One of the nurses came doing a check (they do them every hour) and she asked if I was ok. I told her what had happened and she said to get dressed adn come out of my room to try and calm down.

I threw my clothes on super fast and got out, and ended up talking to one of the nurses. She’s so sweet. I think she is either from Botswana or Nigeria, cause her voice reminds me of Ma Ramotswe. I let her know how freaked out and upset I was, and she talked to me until I felt calmer.

The rest of the day was spent with Pixie doing art, my amazing family (still doing art and they joined in) and I saw my friend Sunbeam again. Vincent Van Gogh had a flip-out at midday and it frightened me- we were all in the garden and he got loud and argumentative over Sunbeam’s phone, and I dropped my trowel and ran. PTSD is sometimes useful, it stopped me from being in a bad situation, but I was still frightened. I got better though by doing more art- Pixie came and let me know I could just keep going.

Tonight, I heard the dark passenger again. They’re pissed beyond reason that I asked for help like this. They still want me dead, adn I am still frightened about the future. Thing is, I have a lot of people rooting for me. J called tonight and said he was PROUD of me for being in hospital, because it’s the right place for me to be whilst I’m still struggling with all of this.

I also handed a pin back to its owner- a badge Van Gogh gave me. I gave it to the guy who owned it and he was pleased and surprised to have it back.

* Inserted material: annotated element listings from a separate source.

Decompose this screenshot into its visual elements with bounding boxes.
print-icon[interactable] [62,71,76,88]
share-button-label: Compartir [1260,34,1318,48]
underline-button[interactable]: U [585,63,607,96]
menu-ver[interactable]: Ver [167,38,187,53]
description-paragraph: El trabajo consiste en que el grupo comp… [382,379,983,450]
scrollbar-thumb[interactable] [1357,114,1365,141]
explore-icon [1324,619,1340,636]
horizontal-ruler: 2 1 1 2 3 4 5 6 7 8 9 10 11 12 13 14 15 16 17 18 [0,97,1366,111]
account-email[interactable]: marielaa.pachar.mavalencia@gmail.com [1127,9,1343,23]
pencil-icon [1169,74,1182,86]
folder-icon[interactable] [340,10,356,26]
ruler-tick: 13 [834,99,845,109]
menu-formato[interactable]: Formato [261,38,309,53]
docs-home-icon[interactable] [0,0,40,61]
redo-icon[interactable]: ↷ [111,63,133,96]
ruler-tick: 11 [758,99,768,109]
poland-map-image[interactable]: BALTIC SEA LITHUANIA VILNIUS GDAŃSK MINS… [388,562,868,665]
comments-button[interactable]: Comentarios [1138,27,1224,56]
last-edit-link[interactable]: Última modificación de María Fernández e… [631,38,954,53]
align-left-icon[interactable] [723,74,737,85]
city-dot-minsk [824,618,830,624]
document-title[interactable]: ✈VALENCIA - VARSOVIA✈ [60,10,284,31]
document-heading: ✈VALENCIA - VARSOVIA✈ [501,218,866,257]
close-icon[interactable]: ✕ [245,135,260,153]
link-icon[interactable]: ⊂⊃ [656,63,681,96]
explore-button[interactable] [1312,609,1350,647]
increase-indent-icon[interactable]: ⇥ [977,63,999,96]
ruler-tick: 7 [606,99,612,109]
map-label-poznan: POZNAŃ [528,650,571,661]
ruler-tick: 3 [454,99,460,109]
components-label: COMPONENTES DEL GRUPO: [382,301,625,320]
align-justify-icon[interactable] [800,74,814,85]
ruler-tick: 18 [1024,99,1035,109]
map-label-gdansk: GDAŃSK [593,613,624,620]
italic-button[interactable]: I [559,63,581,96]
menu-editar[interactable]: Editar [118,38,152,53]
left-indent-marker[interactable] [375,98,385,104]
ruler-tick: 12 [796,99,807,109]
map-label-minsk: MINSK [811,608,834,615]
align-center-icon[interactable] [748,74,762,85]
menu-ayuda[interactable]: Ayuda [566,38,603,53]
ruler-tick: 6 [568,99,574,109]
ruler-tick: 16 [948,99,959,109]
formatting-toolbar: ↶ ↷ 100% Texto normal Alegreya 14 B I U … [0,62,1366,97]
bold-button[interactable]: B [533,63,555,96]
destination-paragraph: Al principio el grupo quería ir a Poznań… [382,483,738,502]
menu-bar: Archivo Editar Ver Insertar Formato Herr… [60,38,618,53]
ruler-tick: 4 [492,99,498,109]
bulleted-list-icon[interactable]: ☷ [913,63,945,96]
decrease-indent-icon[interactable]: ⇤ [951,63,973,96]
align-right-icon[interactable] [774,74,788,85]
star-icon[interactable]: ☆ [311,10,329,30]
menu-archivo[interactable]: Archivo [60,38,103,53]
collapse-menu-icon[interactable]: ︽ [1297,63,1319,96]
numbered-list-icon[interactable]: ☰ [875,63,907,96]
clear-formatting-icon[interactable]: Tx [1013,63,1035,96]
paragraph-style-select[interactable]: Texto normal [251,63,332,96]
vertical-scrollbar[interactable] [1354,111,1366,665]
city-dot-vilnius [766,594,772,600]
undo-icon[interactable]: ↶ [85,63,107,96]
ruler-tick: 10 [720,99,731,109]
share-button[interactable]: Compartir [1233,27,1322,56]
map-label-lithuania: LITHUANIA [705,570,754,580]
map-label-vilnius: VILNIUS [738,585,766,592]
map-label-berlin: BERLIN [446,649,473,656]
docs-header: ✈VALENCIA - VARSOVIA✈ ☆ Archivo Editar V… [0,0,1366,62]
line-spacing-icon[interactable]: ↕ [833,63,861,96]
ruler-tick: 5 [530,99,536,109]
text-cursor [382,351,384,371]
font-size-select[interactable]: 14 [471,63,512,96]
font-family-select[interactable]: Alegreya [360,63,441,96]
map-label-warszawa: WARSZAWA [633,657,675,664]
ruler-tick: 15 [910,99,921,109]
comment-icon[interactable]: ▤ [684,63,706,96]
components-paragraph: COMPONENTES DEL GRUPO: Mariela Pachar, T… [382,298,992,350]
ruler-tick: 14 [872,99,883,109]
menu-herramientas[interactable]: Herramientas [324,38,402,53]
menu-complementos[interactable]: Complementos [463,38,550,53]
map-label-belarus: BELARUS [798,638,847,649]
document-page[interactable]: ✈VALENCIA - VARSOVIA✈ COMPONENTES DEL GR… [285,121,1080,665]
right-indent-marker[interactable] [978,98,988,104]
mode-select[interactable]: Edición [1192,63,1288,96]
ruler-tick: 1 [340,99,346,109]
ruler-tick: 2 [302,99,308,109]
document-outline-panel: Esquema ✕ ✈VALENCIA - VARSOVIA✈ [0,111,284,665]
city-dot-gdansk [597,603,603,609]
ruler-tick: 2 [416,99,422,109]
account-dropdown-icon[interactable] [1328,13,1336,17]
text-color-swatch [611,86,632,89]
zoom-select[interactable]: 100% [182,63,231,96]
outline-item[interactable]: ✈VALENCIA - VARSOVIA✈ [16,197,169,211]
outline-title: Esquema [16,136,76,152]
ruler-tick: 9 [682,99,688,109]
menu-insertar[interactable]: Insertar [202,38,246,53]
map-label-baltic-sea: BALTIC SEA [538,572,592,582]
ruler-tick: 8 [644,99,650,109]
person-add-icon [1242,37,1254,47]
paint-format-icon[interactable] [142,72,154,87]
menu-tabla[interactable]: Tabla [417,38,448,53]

I am still worried. The dark passenger is still awake and I am too. I just want to cling to what J said tonight and the way he makes me feel. He filled me with happiness and made all my skin buzz with excitement. He makes me feel human, not like a frightened rabbit.

Ugh. Still not tired. Thanks, dark passenger.

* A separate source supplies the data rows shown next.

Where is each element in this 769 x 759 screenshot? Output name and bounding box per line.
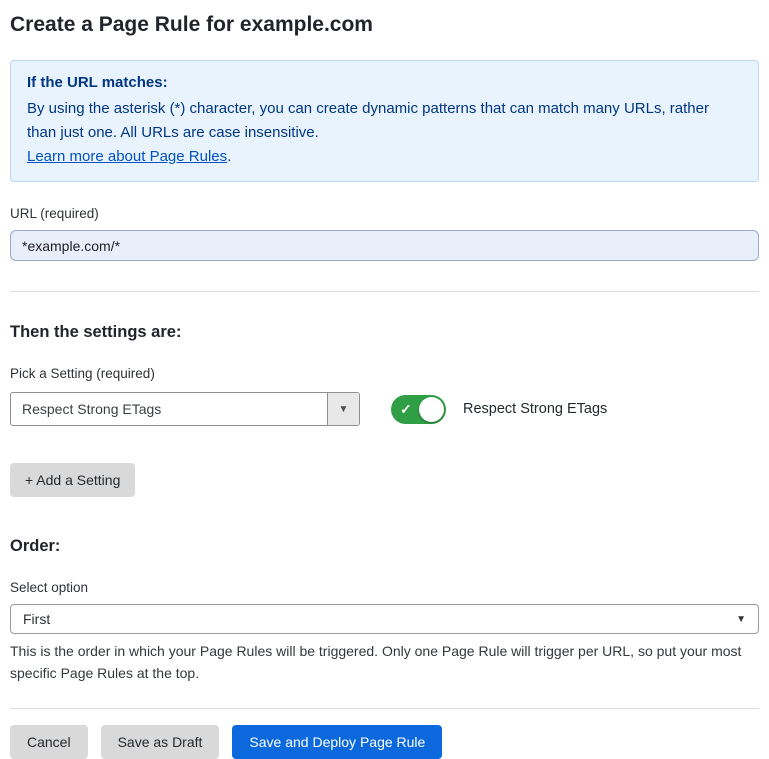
- info-box-body: By using the asterisk (*) character, you…: [27, 97, 742, 145]
- etags-toggle[interactable]: ✓: [391, 395, 446, 424]
- divider: [10, 291, 759, 292]
- setting-row: Respect Strong ETags ▼ ✓ Respect Strong …: [10, 392, 759, 426]
- pick-setting-label: Pick a Setting (required): [10, 366, 759, 381]
- order-help-text: This is the order in which your Page Rul…: [10, 641, 755, 684]
- info-box-heading: If the URL matches:: [27, 71, 742, 95]
- url-field-label: URL (required): [10, 206, 759, 221]
- check-icon: ✓: [400, 402, 412, 416]
- chevron-down-icon: ▼: [736, 614, 746, 625]
- add-setting-button[interactable]: + Add a Setting: [10, 463, 135, 497]
- order-section-heading: Order:: [10, 537, 759, 556]
- url-match-info-box: If the URL matches: By using the asteris…: [10, 60, 759, 182]
- settings-section-heading: Then the settings are:: [10, 323, 759, 342]
- toggle-knob: [419, 397, 444, 422]
- page-title: Create a Page Rule for example.com: [10, 13, 759, 37]
- url-input[interactable]: [10, 230, 759, 261]
- setting-select-value: Respect Strong ETags: [11, 393, 327, 425]
- order-select-label: Select option: [10, 580, 759, 595]
- footer-actions: Cancel Save as Draft Save and Deploy Pag…: [10, 708, 759, 759]
- order-select-value: First: [23, 611, 50, 627]
- toggle-label: Respect Strong ETags: [463, 401, 607, 417]
- order-select[interactable]: First ▼: [10, 604, 759, 634]
- learn-more-link[interactable]: Learn more about Page Rules: [27, 148, 227, 165]
- cancel-button[interactable]: Cancel: [10, 725, 88, 759]
- save-deploy-button[interactable]: Save and Deploy Page Rule: [232, 725, 442, 759]
- dropdown-arrow-icon[interactable]: ▼: [327, 393, 359, 425]
- setting-select[interactable]: Respect Strong ETags ▼: [10, 392, 360, 426]
- link-suffix: .: [227, 148, 231, 165]
- info-box-link-row: Learn more about Page Rules.: [27, 145, 742, 169]
- save-draft-button[interactable]: Save as Draft: [101, 725, 220, 759]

I have a new journal after this dies out- there are so few pages! I can’t get over how much I have written.

OK, I’m going to try to sleep. I need it, but not sure I can. Gonna try and wind down with my other journal.

Admitted Part Nine- more journal.

I did carry on. Here is what I wrote.

 

25th April, 11:13.

Just did the psychology group- I feel fucking vindicated. People who have been cruelly abused are being given the diagnosis of BPD/EUPD.

Why is this archaic, victim-blaming, wooly-criteria-ed diagnosis STILL being given out to vulnerable people?! For Christ’s sake, do the psychs not see they are taking the place of the abuser and making everything OUR fault again?

“Because your personality is disordered, you were abused. Nothing will change you. You will always be in the ‘crazy pile’, you will always have unsuitable relationships. Really, you’re a fuck-up, but we don’t have enough actual solid criteria to fully diagnose this supposedly rare condition, but that doesn’t mean we won’t slap it on you and shove you full of drugs. Now take your fucking pill and shut up.”

That, right there, is abuse. This diagnosis should be put an end to, and realised for what it REALLY is- PTSD. If you were abused, dear Lord, it was NOT YOUR FAULT!

Why is that so hard to understand?!

The voices are a bit quieter right now. Fingers crossed they stay that way.